Gunmen blew up the 38 inch gas pipeline that links Yemen’s Block 18 to the LNG terminal at Balhaf on the Gulf of Aden in retaliation for a US drone attack that killed at least five suspected Al-Qaeda militants hours earlier, Reuters reported.
"Yemen LNG confirms the sabotage," Yemen LNG, which is run by France’s Total, said in a statement late on Friday.
"Production has stopped but the loss of production is expected to be limited to four cargoes as the LNG plant was due to shutdown on April 15 for annual maintenance."
The $4.5 billion plant was also forced to close in October 2011 after its feed line was blown up by suspected Al-Qaeda militants.
But the quick repair of the pipeline and the rescheduling of annual maintenance at the terminal to coincide with the repairs allowed Yemen LNG to deliver all the 106 LNG cargoes it agreed to sell last year.
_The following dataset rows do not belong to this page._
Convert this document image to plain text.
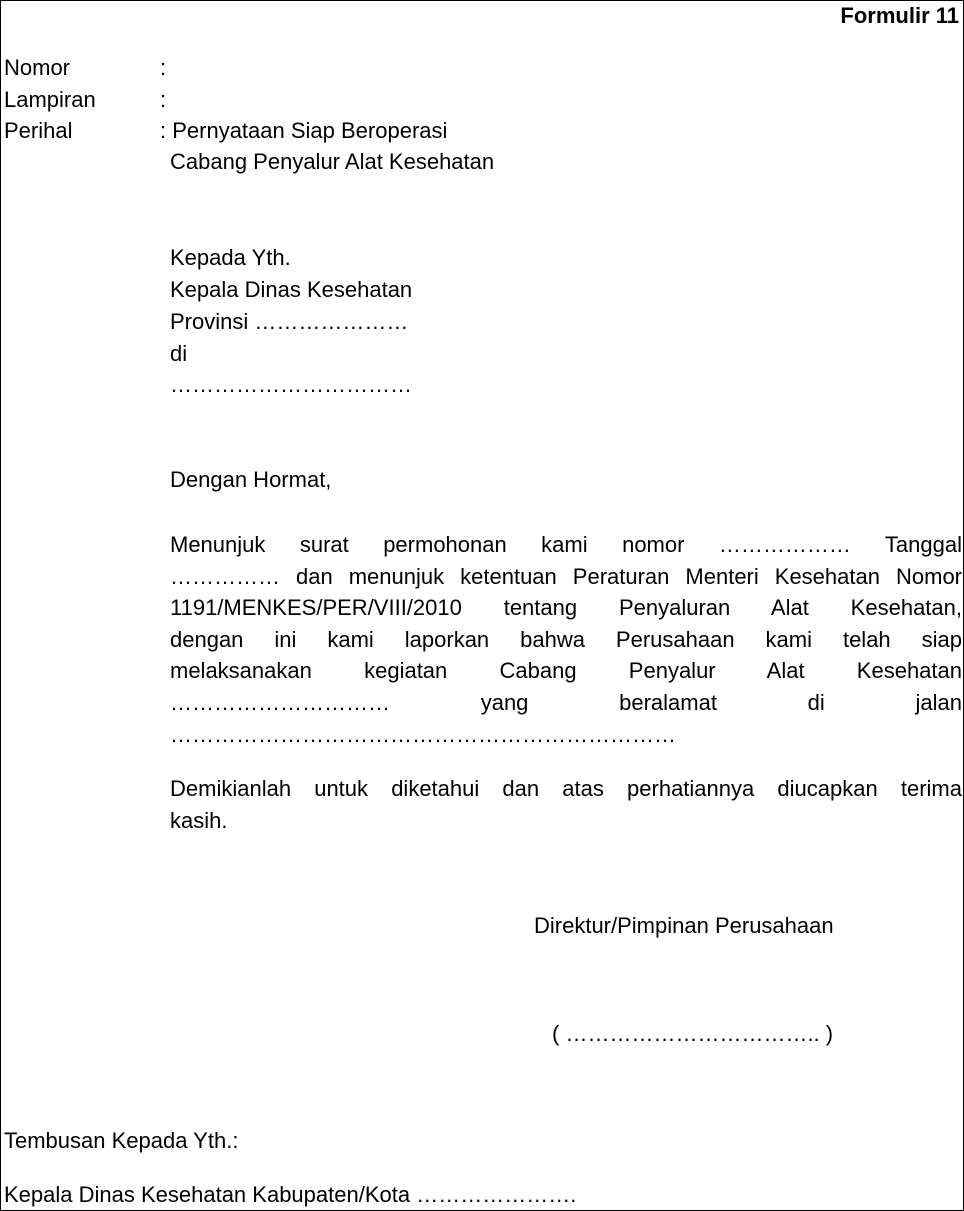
Formulir 11
Nomor	:
Lampiran	:
Perihal	: Pernyataan Siap Beroperasi
Cabang Penyalur Alat Kesehatan
Kepada Yth.
Kepala Dinas Kesehatan
Provinsi …………………
di
……………………………
Dengan Hormat,
Menunjuk surat permohonan kami nomor ……………… Tanggal
…………… dan menunjuk ketentuan Peraturan Menteri Kesehatan Nomor
1191/MENKES/PER/VIII/2010 tentang Penyaluran Alat Kesehatan,
dengan ini kami laporkan bahwa Perusahaan kami telah siap
melaksanakan kegiatan Cabang Penyalur Alat Kesehatan
………………………… yang beralamat di jalan
……………………………………………………………
Demikianlah untuk diketahui dan atas perhatiannya diucapkan terima
kasih.
Direktur/Pimpinan Perusahaan
( …………………………….. )
Tembusan Kepada Yth.:
Kepala Dinas Kesehatan Kabupaten/Kota ………………….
The attacks on Yemen LNG’s supplies follow a series of attacks on oil pipelines which have intensified the country’s economic crisis since early 2011.
Although attacks and labour disputes have disrupted Yemeni oil exports, which amount to less than 0.5% of global supply, several times, the closure of Yemen’s 6.7 million tonne per year LNG export terminal is more significant for energy markets.
Protecting pipelines in a sparsely-populated, mountainous and increasingly lawless country is difficult, leaving Yemen LNG highly exposed to further attacks, according to Reuters.
The company delivers LNG – gas cooled to liquid for export by ship – under long term contracts to GDF Suez, Total and Korea Gas Corporation.